Les affranchis étaient sur le point de prendre congé, lorsque deux Juifs se frayèrent un chemin jusqu’à nous. D’abord, on les prit pour des mendiants et on leur montra la porte. Mais mon père se précipita vers eux pour les saluer avec respect.
— Non, non, dit-il. Je connais ces hommes. Ce sont les messagers du plus grand des dieux. Revenez, vous tous, et écoutez ce qu’ils ont à dire.

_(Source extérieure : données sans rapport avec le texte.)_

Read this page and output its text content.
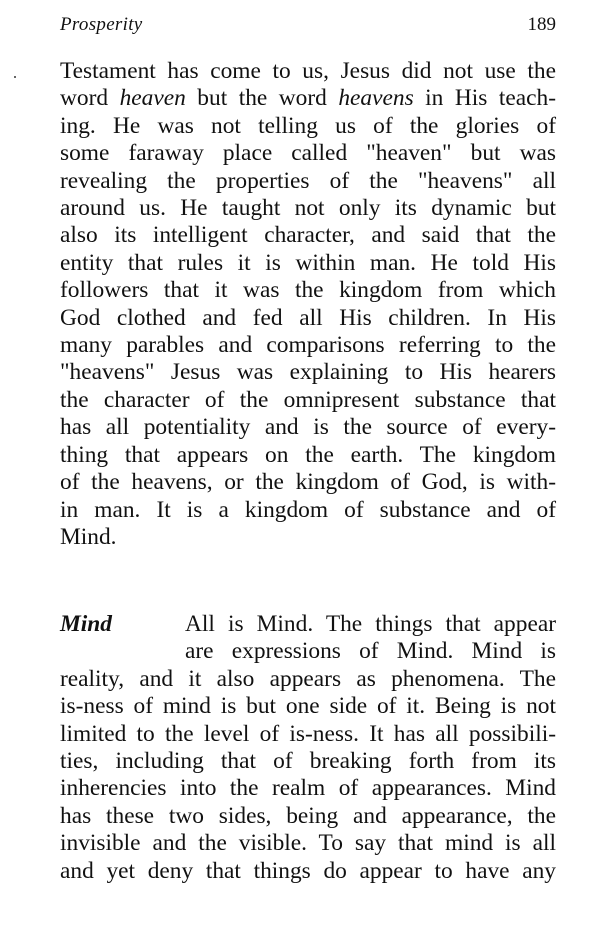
Prosperity	189
Testament has come to us, Jesus did not use the
word heaven but the word heavens in His teach-
ing. He was not telling us of the glories of
some faraway place called "heaven" but was
revealing the properties of the "heavens" all
around us. He taught not only its dynamic but
also its intelligent character, and said that the
entity that rules it is within man. He told His
followers that it was the kingdom from which
God clothed and fed all His children. In His
many parables and comparisons referring to the
"heavens" Jesus was explaining to His hearers
the character of the omnipresent substance that
has all potentiality and is the source of every-
thing that appears on the earth. The kingdom
of the heavens, or the kingdom of God, is with-
in man. It is a kingdom of substance and of
Mind.
Mind	All is Mind. The things that appear
are expressions of Mind. Mind is
reality, and it also appears as phenomena. The
is-ness of mind is but one side of it. Being is not
limited to the level of is-ness. It has all possibili-
ties, including that of breaking forth from its
inherencies into the realm of appearances. Mind
has these two sides, being and appearance, the
invisible and the visible. To say that mind is all
and yet deny that things do appear to have any
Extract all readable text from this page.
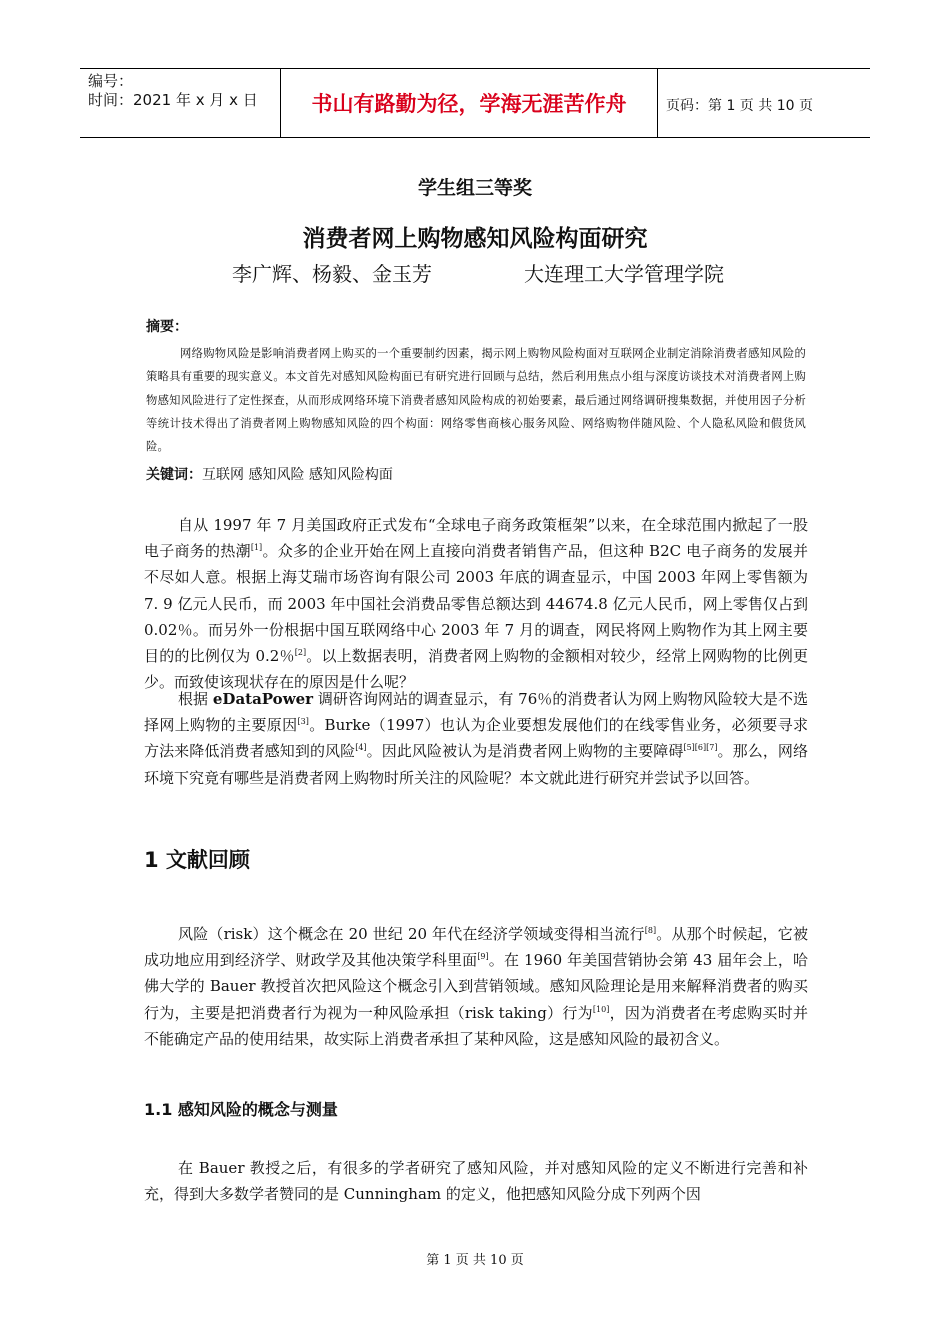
编号：
时间：2021 年 x 月 x 日	书山有路勤为径，学海无涯苦作舟	页码：第 1 页 共 10 页
学生组三等奖
消费者网上购物感知风险构面研究
李广辉、杨毅、金玉芳	大连理工大学管理学院
摘要：

网络购物风险是影响消费者网上购买的一个重要制约因素，揭示网上购物风险构面对互联网企业制定消除消费者感知风险的策略具有重要的现实意义。本文首先对感知风险构面已有研究进行回顾与总结，然后利用焦点小组与深度访谈技术对消费者网上购物感知风险进行了定性探查，从而形成网络环境下消费者感知风险构成的初始要素，最后通过网络调研搜集数据，并使用因子分析等统计技术得出了消费者网上购物感知风险的四个构面：网络零售商核心服务风险、网络购物伴随风险、个人隐私风险和假货风险。

关键词：互联网 感知风险 感知风险构面

自从 1997 年 7 月美国政府正式发布“全球电子商务政策框架”以来，在全球范围内掀起了一股电子商务的热潮[1]。众多的企业开始在网上直接向消费者销售产品，但这种 B2C 电子商务的发展并不尽如人意。根据上海艾瑞市场咨询有限公司 2003 年底的调查显示，中国 2003 年网上零售额为 7. 9 亿元人民币，而 2003 年中国社会消费品零售总额达到 44674.8 亿元人民币，网上零售仅占到 0.02％。而另外一份根据中国互联网络中心 2003 年 7 月的调查，网民将网上购物作为其上网主要目的的比例仅为 0.2％[2]。以上数据表明，消费者网上购物的金额相对较少，经常上网购物的比例更少。而致使该现状存在的原因是什么呢？

根据 eDataPower 调研咨询网站的调查显示，有 76％的消费者认为网上购物风险较大是不选择网上购物的主要原因[3]。Burke（1997）也认为企业要想发展他们的在线零售业务，必须要寻求方法来降低消费者感知到的风险[4]。因此风险被认为是消费者网上购物的主要障碍[5][6][7]。那么，网络环境下究竟有哪些是消费者网上购物时所关注的风险呢？本文就此进行研究并尝试予以回答。

1 文献回顾

风险（risk）这个概念在 20 世纪 20 年代在经济学领域变得相当流行[8]。从那个时候起，它被成功地应用到经济学、财政学及其他决策学科里面[9]。在 1960 年美国营销协会第 43 届年会上，哈佛大学的 Bauer 教授首次把风险这个概念引入到营销领域。感知风险理论是用来解释消费者的购买行为，主要是把消费者行为视为一种风险承担（risk taking）行为[10]，因为消费者在考虑购买时并不能确定产品的使用结果，故实际上消费者承担了某种风险，这是感知风险的最初含义。

1.1 感知风险的概念与测量

在 Bauer 教授之后，有很多的学者研究了感知风险，并对感知风险的定义不断进行完善和补充，得到大多数学者赞同的是 Cunningham 的定义，他把感知风险分成下列两个因

第 1 页 共 10 页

Le plus imposant des deux hommes se tenait très droit et portait une grande barbe. C’était un marchand juif de Chypre, nommé Barnabé. Sa famille et lui possédaient une maison à Jérusalem et mon père l’avait rencontré bien avant ma naissance. Son compagnon était beaucoup plus jeune. Vêtu d’un épais manteau de peau de chèvre noire, presque chauve, il avait de grandes oreilles et un regard si perçant que les affranchis détournèrent les yeux et levèrent la main dans un geste de protection. C’était ce Saul dont mon père m’avait entretenu, mais on ne le connaissait plus sous ce nom, car il avait adopté celui de Paul, autant par humilité que parce que son ancien nom éveillait de mauvais souvenirs chez les adeptes du Christ. Paul signifie l’insignifiant, comme mon propre nom, Minutus. Ce n’était pas un bel homme, mais dans ses yeux et sur son visage brûlait un tel feu que nul ne désirait l’affronter. Je pressentis que rien de ce qu’on dirait à cet homme ne l’influencerait jamais. Lui, en revanche, voulait influencer les autres. Comparé à lui, le vieux Barnabé paraissait presque raisonnable.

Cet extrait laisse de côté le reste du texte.